VIDEX: A Disaggregated and Extensible Virtual Index for the Cloud and AI Era
Rong Kang, Shuai Wang, Tieying Zhang, Xianghong Xu, Linhui Xu, Zhimin Liang, Lei Zhang, Rui Shi, Jianjun Chen
TL;DR
VIDEX tackles cloud-native constraints on database optimization and AI-model integration by introducing a disaggregated, three-layer architecture that separates production data, a virtual-index optimizer, and an AI-enabled statistic server. By exposing standardized interfaces for AI-based cardinality and NDV estimation and enabling data-less optimization via the VIDEX-Optimizer, VIDEX achieves production-like query plans while preserving data privacy. Experimental results on representative workloads show high fidelity to production plans (average q-error $<1.1$) and scalable deployment across thousands of MySQL instances, with an open-source release to spur broader adoption and extension to other DBMSs like PostgreSQL. The approach enables flexible, GPU-accelerated AI optimization and on-demand model updates, representing a practical path for AI-driven optimization in cloud-native database systems.
Abstract
Virtual index, also known as hypothetical indexes, play a crucial role in database query optimization.

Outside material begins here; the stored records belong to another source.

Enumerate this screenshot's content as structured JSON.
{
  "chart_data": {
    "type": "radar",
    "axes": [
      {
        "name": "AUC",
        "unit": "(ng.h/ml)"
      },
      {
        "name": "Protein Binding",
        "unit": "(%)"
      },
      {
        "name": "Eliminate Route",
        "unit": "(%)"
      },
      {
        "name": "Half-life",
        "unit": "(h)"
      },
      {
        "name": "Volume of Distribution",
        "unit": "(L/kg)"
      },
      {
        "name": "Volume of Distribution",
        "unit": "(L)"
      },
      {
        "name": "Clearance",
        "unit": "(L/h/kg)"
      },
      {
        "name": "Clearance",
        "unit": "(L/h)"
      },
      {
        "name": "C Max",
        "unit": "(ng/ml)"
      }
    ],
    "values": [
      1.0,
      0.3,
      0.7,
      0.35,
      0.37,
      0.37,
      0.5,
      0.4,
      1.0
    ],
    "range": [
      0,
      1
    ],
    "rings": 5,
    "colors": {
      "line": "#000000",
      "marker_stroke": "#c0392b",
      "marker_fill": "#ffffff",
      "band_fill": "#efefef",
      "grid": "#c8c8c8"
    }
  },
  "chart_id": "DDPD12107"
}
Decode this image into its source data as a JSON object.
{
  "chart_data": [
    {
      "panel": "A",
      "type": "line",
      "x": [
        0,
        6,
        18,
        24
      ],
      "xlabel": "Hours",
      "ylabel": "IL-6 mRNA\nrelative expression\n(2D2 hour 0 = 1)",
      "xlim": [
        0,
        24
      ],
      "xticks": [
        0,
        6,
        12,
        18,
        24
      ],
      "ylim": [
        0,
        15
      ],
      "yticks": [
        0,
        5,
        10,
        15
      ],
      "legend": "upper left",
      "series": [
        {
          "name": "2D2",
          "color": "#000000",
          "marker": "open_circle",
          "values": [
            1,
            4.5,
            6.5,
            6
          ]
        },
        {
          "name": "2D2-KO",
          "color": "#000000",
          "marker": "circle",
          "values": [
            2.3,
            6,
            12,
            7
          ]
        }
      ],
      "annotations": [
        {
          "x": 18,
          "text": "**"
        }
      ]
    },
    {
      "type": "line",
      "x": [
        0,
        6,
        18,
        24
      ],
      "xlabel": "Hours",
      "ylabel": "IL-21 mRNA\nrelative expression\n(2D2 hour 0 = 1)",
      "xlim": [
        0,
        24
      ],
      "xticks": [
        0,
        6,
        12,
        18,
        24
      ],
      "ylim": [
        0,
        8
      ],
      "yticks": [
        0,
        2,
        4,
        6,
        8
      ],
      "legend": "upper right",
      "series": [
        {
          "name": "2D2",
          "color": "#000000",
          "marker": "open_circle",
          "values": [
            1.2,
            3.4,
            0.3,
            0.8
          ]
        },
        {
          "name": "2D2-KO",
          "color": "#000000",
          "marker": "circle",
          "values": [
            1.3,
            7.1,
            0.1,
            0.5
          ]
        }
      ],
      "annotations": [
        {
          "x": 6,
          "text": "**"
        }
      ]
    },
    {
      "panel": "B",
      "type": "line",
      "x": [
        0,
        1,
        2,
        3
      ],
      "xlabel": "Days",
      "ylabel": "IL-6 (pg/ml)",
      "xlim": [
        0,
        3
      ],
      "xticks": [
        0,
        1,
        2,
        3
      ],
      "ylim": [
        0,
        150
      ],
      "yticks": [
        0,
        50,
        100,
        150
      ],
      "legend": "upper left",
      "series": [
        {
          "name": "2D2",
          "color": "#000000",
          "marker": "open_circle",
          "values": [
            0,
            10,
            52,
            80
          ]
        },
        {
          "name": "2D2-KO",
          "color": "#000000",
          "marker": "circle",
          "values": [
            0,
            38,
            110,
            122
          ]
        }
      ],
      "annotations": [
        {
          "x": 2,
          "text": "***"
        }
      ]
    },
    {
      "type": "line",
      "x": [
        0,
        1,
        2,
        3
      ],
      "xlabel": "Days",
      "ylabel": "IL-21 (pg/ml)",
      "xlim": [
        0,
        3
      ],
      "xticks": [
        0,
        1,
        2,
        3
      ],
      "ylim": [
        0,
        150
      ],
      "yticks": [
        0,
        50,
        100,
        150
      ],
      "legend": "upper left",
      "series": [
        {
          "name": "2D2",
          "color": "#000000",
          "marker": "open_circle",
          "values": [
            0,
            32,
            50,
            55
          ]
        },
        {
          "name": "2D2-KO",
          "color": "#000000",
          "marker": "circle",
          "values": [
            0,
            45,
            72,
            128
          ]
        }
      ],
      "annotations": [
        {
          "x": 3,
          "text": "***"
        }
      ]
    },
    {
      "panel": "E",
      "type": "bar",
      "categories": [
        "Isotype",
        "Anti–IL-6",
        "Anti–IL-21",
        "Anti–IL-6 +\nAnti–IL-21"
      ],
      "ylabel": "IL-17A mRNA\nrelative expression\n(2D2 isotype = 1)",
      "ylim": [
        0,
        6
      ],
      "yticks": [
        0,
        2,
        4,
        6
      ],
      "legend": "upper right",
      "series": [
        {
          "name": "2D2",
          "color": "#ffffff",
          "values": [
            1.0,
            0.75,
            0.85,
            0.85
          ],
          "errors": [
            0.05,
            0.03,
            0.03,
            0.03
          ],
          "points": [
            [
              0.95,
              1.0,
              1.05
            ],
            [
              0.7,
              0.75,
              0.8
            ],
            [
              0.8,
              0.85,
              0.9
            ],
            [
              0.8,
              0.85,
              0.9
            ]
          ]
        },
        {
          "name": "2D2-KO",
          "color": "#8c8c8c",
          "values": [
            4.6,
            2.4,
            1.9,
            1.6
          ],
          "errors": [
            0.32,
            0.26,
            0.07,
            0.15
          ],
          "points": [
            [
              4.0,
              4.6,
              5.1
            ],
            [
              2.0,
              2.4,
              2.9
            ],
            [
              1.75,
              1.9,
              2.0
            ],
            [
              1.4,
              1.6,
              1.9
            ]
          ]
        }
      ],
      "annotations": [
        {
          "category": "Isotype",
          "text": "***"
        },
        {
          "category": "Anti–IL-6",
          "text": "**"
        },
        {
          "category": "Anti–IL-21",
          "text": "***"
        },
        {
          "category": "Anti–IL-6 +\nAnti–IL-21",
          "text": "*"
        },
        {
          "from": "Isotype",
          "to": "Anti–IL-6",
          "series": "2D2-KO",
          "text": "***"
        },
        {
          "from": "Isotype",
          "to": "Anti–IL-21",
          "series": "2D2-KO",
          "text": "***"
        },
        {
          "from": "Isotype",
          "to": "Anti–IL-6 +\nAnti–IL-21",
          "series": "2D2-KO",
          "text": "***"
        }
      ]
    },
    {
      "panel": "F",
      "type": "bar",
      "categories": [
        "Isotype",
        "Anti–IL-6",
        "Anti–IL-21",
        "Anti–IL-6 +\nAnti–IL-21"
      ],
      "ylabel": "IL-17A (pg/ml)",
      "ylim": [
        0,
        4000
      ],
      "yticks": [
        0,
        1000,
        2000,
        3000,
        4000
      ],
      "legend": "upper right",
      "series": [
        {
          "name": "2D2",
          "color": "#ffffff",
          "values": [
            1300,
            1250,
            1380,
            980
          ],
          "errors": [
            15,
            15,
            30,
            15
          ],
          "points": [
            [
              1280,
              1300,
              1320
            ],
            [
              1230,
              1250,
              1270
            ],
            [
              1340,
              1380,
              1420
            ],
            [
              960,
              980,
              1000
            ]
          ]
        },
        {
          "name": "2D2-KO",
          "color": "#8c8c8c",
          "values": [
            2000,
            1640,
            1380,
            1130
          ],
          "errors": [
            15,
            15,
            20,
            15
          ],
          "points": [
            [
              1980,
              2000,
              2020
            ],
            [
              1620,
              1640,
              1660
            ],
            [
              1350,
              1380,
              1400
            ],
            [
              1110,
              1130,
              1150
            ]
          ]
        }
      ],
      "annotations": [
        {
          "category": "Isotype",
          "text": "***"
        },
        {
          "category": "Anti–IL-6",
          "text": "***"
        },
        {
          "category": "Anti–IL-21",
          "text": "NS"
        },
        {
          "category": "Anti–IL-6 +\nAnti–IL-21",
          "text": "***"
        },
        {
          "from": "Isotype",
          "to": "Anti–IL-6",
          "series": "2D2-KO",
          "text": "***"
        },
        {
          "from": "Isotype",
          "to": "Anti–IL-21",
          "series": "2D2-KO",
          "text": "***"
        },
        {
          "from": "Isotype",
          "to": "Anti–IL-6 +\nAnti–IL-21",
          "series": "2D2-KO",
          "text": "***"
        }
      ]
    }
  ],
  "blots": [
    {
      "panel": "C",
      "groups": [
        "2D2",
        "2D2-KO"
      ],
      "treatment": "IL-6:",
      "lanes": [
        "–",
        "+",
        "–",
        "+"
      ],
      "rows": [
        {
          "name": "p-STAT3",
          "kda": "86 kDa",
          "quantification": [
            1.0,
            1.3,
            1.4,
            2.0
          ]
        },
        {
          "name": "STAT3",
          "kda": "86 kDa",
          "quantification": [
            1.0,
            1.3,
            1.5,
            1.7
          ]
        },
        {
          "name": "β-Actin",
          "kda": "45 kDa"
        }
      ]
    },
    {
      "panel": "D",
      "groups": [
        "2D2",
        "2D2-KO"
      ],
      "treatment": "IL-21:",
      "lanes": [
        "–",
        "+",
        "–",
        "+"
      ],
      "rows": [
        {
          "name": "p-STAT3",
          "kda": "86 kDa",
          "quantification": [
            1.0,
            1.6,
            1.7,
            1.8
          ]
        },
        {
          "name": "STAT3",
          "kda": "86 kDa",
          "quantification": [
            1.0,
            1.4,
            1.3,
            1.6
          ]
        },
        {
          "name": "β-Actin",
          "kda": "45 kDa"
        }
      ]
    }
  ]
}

However, with the rapid advancement of cloud computing and AI-driven models for database optimization, traditional virtual index approaches face significant challenges. Cloud-native environments often prohibit direct conducting query optimization process on production databases due to stability requirements and data privacy concerns. Moreover, while AI models show promising progress, their integration with database systems poses challenges in system complexity, inference acceleration, and model hot updates. In this paper, we present VIDEX, a three-layer disaggregated architecture that decouples database instances, the virtual index optimizer, and algorithm services, providing standardized interfaces for AI model integration. Users can configure VIDEX by either collecting production statistics or by loading from a prepared file; this setup allows for high-accurate what-if analyses based on virtual indexes, achieving query plans that are identical to those of the production instance. Additionally, users can freely integrate new AI-driven algorithms into VIDEX. VIDEX has been successfully deployed at ByteDance, serving thousands of MySQL instances daily and over millions of SQL queries for index optimization tasks.